I am currently running an application which requires a maximum heap size of 16GB.
Currently I use the following flags to handle garbage collection.
-XX\:+UseParNewGC, -XX\:+UseConcMarkSweepGC, -XX:CMSInitiatingOccupancyFraction=50, -XX\:+DisableExplicitGC, -XX\:+PrintGCDateStamps, -XX\:+PrintGCDetails, -Xloggc\:/home/user/logs/gc.log
However, I have noticed that during some garbage collections, the application locks up for a few seconds and then carries on - This is completely unacceptable as it's a game server.
An exert from my garbage collection logs can be found here.
Any advice on what I should change in order to reduce these long pauses would be greatly appreciated.
Any advice on what I should change in order to reduce these long pauses would be greatly appreciated.
The chances are that the CMS GC cannot keep up with the amount of garbage your system is generating. But the work that the GC has to perform is actually more closely related to the amount of NON-garbage that your system is retaining.
So ...
Try to reduce the actual memory usage of your application; e.g. by not caching so much stuff, or reducing the size of your "world".
Try to reduce the rate at which your application generates garbage.

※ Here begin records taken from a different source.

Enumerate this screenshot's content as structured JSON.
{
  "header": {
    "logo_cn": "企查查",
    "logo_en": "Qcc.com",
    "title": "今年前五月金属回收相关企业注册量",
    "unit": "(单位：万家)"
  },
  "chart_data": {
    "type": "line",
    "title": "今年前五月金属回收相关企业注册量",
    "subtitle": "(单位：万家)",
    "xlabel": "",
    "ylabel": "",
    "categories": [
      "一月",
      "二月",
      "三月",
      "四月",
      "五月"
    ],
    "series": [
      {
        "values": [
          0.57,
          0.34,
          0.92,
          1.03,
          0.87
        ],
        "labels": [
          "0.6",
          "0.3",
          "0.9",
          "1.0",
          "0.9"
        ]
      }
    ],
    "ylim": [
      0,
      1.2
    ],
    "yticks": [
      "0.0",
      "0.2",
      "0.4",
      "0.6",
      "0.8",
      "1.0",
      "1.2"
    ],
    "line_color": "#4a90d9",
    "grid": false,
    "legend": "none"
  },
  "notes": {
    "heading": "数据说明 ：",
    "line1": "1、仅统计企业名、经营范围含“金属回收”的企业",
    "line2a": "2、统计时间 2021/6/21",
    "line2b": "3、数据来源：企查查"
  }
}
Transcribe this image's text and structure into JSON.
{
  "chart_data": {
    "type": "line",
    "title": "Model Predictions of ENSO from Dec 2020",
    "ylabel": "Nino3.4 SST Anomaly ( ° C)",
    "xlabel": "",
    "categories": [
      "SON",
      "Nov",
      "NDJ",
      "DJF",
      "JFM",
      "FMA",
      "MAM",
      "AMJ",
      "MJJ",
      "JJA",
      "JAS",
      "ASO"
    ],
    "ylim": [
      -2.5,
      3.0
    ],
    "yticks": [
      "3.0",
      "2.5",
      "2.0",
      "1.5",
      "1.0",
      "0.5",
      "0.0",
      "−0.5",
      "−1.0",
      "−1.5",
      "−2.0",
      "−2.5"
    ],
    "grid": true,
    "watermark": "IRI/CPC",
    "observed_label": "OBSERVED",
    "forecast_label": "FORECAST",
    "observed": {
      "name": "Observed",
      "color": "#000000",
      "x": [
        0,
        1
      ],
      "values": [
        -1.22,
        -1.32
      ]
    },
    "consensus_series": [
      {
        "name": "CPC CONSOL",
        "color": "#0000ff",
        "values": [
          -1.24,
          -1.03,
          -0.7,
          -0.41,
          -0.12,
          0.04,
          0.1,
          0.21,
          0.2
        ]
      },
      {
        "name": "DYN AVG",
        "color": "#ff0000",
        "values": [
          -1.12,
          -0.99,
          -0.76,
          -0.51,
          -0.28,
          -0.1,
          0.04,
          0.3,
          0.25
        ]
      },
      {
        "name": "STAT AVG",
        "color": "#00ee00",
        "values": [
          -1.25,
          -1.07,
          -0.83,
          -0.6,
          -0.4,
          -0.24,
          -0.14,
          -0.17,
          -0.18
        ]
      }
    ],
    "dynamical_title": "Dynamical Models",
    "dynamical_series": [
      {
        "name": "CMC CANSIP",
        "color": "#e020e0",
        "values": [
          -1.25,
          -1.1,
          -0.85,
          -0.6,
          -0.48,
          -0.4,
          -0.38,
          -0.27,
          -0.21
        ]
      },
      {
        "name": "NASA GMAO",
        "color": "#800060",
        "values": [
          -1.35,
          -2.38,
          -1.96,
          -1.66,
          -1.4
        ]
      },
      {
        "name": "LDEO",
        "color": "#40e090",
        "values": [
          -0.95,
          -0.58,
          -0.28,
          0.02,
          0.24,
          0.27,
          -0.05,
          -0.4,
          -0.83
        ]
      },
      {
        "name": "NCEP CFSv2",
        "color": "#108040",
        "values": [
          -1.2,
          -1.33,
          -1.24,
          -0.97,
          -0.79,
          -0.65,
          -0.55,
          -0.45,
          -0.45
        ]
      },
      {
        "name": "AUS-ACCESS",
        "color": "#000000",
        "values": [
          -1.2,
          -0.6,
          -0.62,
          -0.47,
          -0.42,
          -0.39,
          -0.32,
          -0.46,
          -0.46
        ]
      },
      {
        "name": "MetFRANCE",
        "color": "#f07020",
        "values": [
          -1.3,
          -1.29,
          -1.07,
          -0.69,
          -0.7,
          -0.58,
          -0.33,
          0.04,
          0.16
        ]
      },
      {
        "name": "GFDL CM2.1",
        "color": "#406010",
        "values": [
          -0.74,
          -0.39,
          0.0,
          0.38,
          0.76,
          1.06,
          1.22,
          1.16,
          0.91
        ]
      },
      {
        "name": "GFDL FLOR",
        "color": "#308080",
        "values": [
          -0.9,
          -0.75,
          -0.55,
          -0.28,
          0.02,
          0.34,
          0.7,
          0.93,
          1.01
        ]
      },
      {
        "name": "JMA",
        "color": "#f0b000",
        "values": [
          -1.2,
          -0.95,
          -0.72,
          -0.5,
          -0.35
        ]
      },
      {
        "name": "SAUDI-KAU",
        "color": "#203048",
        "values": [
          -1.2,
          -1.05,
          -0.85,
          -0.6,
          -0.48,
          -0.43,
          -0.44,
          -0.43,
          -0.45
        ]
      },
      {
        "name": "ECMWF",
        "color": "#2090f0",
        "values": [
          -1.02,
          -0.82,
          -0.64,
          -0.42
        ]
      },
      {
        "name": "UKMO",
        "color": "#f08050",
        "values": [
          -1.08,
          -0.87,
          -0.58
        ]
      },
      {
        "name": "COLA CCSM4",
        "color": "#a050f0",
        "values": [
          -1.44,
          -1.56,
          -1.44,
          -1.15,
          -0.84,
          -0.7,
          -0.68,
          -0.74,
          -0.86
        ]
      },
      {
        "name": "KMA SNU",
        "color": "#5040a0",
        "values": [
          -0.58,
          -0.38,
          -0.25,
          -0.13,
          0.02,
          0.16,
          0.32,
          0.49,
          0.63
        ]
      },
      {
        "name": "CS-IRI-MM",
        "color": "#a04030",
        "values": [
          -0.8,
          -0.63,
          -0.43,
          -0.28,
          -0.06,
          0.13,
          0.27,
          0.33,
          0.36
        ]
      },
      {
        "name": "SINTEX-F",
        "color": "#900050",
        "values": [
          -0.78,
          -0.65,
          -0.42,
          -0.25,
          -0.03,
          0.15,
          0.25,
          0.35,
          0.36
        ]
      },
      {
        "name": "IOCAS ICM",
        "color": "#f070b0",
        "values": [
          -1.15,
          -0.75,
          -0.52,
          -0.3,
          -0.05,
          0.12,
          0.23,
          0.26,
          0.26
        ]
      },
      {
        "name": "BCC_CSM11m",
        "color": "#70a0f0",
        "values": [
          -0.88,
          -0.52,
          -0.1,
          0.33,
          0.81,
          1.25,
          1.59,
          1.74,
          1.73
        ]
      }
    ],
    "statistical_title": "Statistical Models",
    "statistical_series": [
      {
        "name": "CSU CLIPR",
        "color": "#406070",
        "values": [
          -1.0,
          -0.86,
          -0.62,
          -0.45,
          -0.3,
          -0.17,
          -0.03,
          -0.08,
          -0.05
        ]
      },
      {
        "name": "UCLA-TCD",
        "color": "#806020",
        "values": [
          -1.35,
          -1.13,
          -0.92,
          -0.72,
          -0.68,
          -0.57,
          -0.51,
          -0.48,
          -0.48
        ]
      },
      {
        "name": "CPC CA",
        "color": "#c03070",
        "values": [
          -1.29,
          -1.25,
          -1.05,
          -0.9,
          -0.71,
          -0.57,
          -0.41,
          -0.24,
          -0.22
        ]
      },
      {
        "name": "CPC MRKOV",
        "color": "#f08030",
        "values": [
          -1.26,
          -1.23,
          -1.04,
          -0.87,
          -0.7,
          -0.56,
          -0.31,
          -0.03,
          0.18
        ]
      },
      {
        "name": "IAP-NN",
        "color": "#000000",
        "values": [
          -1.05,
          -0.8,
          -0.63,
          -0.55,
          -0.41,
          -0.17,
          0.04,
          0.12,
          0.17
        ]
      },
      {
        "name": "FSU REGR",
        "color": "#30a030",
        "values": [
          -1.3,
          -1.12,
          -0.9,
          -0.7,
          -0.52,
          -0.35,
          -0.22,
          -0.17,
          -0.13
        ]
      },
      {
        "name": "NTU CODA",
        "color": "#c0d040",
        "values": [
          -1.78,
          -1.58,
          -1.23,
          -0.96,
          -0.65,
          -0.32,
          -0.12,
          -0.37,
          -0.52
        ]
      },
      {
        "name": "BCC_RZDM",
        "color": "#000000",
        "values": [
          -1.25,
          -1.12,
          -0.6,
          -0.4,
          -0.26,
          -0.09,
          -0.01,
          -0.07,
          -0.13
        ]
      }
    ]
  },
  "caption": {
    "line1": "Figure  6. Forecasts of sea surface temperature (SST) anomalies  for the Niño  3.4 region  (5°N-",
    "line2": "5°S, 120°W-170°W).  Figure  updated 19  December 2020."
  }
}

Upgrade to a machine with more cores so that there are more cores available to run the parallel GC threads when necessary.
To Mysticial:
Yes in hindsight, it might have been better to implement the server in C++. However, we don't know anything about "the game". If it involves a complicated world model with complicated heterogeneous data structures, then implementing it in C++ could mean that that you replace the "GC pause" problem with the problem that the server crashes all the time due to problems with the way it manages its data structures.
Looking at your logs, I don't see any long pauses. But young GC is very frequent. Promotion rate is very low though (most garbage cleared by young GC as it should). At same time your old space utilization is low.

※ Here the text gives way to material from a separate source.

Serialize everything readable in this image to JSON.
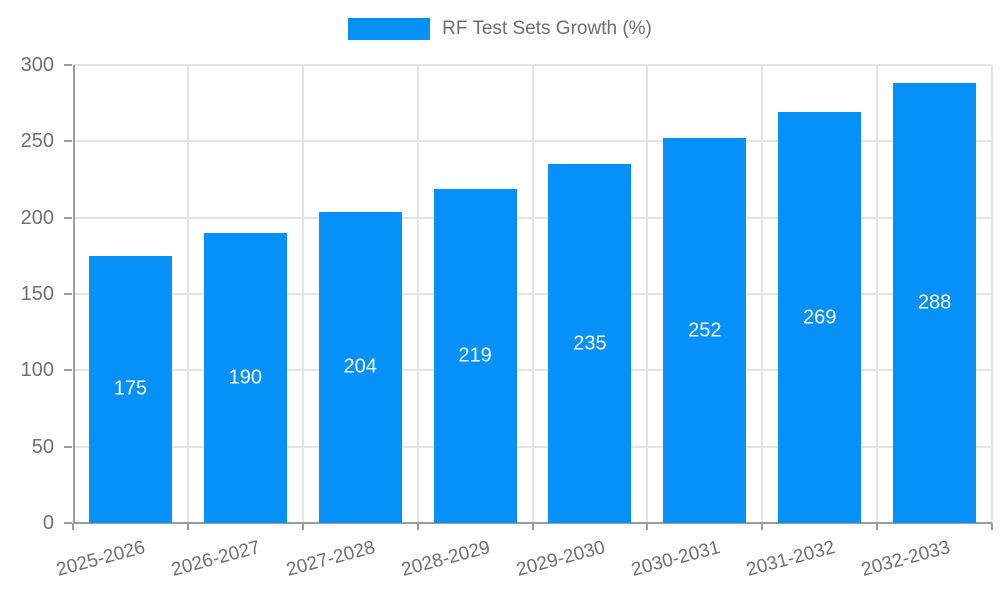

BTW are we talking about minecraft server?
To reduce frequency of young GC you should increase its size. I would suggest start with -XX:NewSize=8G -XX:MaxNewSize=8G
For such large young space, you should also reduce survivor space size -XX:SurvivorRatio=512
GC tuning is a path of trial and errors, so you may need some more iterations and tweaking.
You can find couple of useful articles at mu blog
HotSpot JVM GC options cheatsheet
Understanding young GC pauses in HotSpot JVM
I'm not an expert on Java garbage collection, but it looks like you're doing the right thing by using the concurrent collector (the UseConcMarkSweepGC flag), assuming the server has multiple processors. Follow the suggestions for troubleshooting at http://www.oracle.com/technetwork/java/javase/gc-tuning-6-140523.html#cms. If you already have, let us know what happened when you tried them.

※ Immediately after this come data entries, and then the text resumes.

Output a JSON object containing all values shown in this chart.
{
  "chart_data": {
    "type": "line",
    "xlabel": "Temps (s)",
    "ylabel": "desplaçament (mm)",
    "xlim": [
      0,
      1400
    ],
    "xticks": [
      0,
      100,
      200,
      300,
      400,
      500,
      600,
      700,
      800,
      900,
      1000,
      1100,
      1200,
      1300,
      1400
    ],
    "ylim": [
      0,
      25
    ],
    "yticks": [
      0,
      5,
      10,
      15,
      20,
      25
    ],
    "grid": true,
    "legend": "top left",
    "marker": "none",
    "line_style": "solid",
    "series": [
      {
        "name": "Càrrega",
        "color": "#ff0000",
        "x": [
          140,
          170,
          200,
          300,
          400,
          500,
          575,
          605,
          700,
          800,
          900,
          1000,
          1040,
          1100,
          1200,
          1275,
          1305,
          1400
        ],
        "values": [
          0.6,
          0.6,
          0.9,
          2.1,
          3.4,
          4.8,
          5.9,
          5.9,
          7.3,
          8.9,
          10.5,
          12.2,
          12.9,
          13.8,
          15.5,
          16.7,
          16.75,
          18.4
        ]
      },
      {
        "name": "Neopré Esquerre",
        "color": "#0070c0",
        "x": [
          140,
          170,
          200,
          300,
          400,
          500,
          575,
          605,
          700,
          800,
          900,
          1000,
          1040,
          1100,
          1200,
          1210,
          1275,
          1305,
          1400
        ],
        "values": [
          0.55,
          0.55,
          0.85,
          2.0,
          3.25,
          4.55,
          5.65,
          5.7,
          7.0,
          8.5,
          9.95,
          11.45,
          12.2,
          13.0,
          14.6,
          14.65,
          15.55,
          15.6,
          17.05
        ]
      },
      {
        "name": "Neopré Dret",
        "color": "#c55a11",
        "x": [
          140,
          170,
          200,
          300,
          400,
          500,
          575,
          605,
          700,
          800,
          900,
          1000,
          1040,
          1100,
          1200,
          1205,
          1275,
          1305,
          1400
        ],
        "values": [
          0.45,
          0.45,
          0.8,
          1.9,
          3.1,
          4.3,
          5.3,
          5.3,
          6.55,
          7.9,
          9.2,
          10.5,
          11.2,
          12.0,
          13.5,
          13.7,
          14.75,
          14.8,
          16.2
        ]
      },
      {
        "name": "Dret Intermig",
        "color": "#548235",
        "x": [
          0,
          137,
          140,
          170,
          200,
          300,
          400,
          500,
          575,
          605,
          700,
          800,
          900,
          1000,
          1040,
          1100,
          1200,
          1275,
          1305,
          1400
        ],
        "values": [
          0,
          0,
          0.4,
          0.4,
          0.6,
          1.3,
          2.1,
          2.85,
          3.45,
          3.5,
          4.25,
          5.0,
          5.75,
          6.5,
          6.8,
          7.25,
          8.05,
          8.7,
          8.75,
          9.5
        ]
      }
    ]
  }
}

Which version of java are you using?http://docs.oracle.com/javase/7/docs/technotes/guides/vm/G1.html
For better try to minimize the use of instance variables in a class.It would be better to perform on local variables than instance varibles .It helps in gaining the performance and safe from synchronization problem.In the end of operation before exit of program always reset the used variables if you are using instance variables and set again when it is required. It helps more in enhancing performance.Besides in the version of java a good garbage collection policy is implemented.It would be better to move to new version if that is fleasible.
Also you can monitor the garbage collector pause time via VisualVm and you can get more idea when it is performing more garbage collection.